There are several species of fairy wrasse, and they can vary widely in coloring. The Scott's greenback fairy wrasse generally bears distinctive green flanks, with a black stripe down the center of the back, beneath the dorsal fin. This variety of fairy wrasse can usually be found in the waters off the Cook Islands, Fiji, and Australia. Some varieties of Scott's fairy wrasse may contain a great deal of red, blue, and yellow coloration.
Males and females of these species generally look very similar to one another. Some experts believe that females of these species are able to transform themselves into males, and that males may be able to transform themselves into females. It is also believed that these species can undergo color changes according to their moods, such that the male will often display brighter colors while attempting to catch a female's eye for mating purposes.

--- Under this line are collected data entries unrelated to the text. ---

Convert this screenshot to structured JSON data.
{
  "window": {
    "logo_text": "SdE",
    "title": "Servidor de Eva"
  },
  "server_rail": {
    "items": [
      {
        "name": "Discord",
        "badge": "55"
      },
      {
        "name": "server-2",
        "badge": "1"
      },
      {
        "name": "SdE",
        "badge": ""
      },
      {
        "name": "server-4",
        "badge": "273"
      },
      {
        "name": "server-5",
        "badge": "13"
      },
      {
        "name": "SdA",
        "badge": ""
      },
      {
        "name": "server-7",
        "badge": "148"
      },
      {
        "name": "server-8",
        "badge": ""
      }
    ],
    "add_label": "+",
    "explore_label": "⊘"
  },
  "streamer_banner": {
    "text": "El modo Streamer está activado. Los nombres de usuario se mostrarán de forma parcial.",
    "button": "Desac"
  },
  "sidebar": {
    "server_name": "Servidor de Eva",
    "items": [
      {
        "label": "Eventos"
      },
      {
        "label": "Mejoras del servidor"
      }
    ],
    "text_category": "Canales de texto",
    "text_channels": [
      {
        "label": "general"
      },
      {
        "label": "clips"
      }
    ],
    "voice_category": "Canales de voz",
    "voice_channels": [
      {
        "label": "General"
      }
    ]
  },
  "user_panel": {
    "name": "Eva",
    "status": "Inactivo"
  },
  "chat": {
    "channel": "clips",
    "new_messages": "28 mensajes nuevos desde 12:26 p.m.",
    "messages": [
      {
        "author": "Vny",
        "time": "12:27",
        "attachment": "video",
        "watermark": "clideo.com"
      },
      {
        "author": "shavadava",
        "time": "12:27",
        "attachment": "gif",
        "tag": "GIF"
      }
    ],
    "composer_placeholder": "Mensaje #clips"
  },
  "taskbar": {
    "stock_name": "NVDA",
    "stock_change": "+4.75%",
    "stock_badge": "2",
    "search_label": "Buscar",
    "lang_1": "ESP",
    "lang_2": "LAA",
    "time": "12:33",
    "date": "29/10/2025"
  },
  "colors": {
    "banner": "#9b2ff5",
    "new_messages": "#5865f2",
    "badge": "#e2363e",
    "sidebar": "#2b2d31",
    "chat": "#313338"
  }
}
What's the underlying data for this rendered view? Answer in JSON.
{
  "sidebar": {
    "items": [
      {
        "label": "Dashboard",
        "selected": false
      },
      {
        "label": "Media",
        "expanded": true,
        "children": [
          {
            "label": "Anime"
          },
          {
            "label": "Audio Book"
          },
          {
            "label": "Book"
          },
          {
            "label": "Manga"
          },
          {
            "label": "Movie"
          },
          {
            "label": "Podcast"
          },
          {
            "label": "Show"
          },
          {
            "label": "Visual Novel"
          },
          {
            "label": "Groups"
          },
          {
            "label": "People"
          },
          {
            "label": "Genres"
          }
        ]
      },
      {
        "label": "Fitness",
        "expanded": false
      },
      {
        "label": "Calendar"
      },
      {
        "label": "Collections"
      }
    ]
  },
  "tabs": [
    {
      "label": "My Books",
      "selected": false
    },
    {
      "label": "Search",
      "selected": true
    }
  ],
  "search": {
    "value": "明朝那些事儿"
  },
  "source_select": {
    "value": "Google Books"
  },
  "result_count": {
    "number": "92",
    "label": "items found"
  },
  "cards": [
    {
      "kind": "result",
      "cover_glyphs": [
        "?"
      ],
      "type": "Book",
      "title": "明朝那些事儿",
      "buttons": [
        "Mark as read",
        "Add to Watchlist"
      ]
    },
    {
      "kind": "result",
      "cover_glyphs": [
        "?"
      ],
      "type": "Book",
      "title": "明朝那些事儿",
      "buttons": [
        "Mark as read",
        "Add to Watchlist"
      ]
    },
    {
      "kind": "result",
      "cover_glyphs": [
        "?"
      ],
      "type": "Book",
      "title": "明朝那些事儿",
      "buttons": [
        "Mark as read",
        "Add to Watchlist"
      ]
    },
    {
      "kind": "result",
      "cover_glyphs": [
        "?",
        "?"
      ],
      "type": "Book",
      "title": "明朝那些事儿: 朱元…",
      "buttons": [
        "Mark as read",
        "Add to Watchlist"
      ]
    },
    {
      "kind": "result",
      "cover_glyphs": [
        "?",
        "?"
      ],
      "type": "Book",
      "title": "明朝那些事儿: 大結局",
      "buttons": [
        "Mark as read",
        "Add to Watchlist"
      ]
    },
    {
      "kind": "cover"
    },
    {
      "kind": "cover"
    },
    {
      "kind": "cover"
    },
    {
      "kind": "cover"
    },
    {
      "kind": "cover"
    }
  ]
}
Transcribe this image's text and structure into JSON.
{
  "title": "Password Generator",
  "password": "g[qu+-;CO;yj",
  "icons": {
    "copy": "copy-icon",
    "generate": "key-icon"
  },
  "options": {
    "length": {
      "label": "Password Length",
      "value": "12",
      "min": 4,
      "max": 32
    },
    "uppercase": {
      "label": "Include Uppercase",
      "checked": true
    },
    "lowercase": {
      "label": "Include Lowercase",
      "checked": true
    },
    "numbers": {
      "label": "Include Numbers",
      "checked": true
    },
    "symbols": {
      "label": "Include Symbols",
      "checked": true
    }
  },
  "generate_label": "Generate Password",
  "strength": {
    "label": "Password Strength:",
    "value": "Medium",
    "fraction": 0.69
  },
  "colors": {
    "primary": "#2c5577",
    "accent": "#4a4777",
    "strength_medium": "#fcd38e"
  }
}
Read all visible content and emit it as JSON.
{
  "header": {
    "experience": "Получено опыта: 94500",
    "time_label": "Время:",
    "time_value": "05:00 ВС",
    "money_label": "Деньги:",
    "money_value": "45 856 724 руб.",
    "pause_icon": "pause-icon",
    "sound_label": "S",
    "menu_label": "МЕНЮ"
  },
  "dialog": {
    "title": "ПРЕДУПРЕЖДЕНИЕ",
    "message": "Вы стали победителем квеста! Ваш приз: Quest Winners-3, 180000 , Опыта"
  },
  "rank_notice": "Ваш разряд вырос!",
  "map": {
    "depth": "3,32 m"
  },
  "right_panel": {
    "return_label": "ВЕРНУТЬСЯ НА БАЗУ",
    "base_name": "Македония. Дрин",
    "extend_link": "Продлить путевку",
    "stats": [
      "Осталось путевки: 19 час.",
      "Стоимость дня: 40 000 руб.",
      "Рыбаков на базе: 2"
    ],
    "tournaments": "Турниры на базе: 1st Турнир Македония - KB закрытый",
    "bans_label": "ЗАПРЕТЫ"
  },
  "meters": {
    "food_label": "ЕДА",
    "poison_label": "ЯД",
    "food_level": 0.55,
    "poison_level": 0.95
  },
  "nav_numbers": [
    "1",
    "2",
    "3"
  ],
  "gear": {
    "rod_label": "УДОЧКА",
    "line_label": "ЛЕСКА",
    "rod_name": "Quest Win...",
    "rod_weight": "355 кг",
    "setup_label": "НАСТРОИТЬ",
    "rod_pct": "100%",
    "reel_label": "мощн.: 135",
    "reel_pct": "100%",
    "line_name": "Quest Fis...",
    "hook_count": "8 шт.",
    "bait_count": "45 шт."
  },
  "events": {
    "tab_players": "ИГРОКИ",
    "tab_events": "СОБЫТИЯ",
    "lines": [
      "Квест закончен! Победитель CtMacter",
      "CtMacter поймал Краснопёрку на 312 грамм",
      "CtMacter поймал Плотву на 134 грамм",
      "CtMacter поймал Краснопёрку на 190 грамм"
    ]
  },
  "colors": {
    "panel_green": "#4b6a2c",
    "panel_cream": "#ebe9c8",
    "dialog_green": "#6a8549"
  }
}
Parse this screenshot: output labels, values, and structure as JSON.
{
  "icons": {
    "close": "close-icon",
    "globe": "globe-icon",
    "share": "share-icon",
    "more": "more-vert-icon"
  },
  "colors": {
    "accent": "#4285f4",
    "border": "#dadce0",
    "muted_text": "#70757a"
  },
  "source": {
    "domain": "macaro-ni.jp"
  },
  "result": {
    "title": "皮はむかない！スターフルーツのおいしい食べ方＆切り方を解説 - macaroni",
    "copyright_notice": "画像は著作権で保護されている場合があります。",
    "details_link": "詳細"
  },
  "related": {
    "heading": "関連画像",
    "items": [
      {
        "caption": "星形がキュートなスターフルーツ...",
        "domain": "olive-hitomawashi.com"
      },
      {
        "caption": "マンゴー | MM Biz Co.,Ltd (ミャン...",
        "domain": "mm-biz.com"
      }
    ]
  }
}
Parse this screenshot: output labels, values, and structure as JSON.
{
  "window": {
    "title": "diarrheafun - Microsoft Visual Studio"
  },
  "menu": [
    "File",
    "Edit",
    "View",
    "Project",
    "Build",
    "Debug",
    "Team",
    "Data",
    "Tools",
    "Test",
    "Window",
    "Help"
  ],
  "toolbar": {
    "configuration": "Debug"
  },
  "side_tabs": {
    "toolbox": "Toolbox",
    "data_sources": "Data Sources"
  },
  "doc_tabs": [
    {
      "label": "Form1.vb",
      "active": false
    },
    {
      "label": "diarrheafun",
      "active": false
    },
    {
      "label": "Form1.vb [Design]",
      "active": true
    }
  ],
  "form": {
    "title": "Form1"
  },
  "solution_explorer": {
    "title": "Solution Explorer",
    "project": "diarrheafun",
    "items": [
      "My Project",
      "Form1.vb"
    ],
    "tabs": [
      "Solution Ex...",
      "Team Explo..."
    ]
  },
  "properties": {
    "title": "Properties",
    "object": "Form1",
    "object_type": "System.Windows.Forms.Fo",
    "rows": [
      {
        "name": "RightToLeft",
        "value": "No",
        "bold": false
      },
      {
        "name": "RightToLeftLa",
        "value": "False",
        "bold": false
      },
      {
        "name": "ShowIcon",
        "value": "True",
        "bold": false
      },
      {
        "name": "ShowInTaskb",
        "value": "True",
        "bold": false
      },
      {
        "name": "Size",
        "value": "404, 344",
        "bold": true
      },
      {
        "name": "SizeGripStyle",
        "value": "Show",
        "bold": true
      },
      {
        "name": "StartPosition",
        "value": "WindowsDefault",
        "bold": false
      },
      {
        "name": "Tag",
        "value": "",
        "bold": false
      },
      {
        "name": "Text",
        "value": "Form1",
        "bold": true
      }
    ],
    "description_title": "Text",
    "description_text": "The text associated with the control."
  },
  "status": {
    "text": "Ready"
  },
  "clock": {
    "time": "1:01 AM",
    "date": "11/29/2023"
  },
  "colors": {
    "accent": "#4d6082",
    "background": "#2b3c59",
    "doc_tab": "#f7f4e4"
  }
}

The fairy wrasse is considered a jumping fish, and hobbyists are therefore often advised to keep aquariums tightly closed. These fish can generally be kept in the same tank with other fish, and with invertebrate sea creatures such as coral. Hobbyists are, however, normally advised to introduce fairy wrasses into the tank only after other tank mates have become settled in the environment. Shrimp kept in a tank with these fish may fall prey to them, since they form part of the fairy wrasse's normal diet. Males may fight with one another in a tank environment, but a single male fairy wrasse in the company of many other females will generally display consistently bright markings and an even temperament.